Le parallèle peut néanmoins être poussé par-delà les premières décennies des deux géants, la remise en question technique de Pollini (et sur le métier de tout son répertoire) correspondant, chronologiquement, à une deuxième carrière, certes forcée, pour Rösel. Il est difficile de situer, et même d’affirmer avec certitude, à défaut de l’avoir entendu en salle il y a vingt ou trente ans, une période où son piano aurait muté, dans sa sonorité, son genre d’articulation.

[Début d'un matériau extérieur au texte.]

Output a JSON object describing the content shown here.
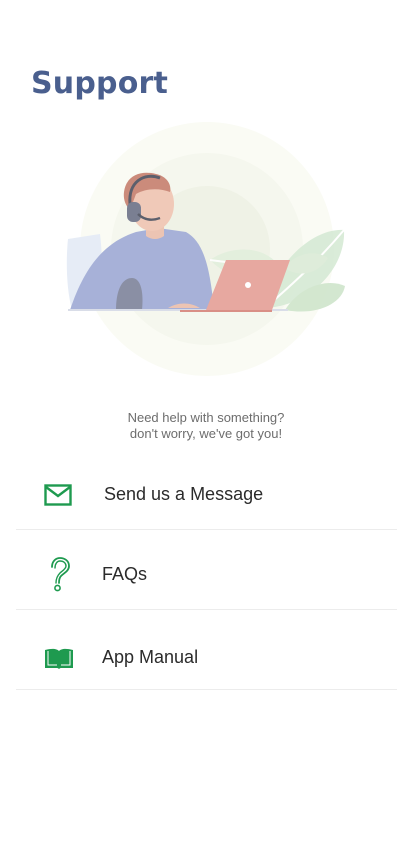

Il est possible que, contrairement à celui de Pollini, cela ne se soit jamais produit, qu’il ait toujours été assis sur cet équilibre bas et néanmoins étonnamment souple, fondé sur une main gauche d’une rare puissance conductrice– cela, c’est même certain – et que de surcroît son timbre, malgré la rugosité en premier contact du son, ait toujours eu cette plénitude enveloppante : pas le moelleux d’un Freire, pas le cristal élégant d’un Ohlsson, pas l’éclat d’une Virsaladze ou d’une Argerich, ni l’incarnation extrême de l’attaque d’un Zimerman : mais comme Pollini (ou Leonskaja), une texture supérieurement intégrée, dont la lisibilité s’éclaire de l’intérieur et non par la projection au-dehors des composants polyphoniques. La différence stylistique entre les deux pianistes, qui était effectivement faible à leurs débuts, relève surtout de leurs écarts de tempérament, de leurs types de viscéralité dans le rapports aux oeuvres. Là où la maturation du Milanais l’a conduit à exacerber l’urgence, la dévoration du discours dans la fusion sonore, la quête d’un chant surintégré dans la globalité de la pulsation, le natif de Dresde est demeuré fidèle à des idéaux de lisibilité et de tempérance. La force rythmique joue un rôle tout aussi décisif dans l’émergence de la forme, mais produit ses effets d’une manière différente : moins schenkérienne et furtwänglerienne, plus klempererienne, l’intelligibilité et l’énergie se projetant de la cellule élémentaire vers le tout. Mais la communauté persiste pourtant : chez les deux pianistes continue de se retrouver aujourd’hui le refus de la théâtralisation de la forme, une discipline presque éthique du non-recours à l’articulation explicite du discours, qui se matérialise notamment dans la ténuité de l’espace des dynamiques, dans les deux cas tenu quelque part entre le mp et un raisonnable ff.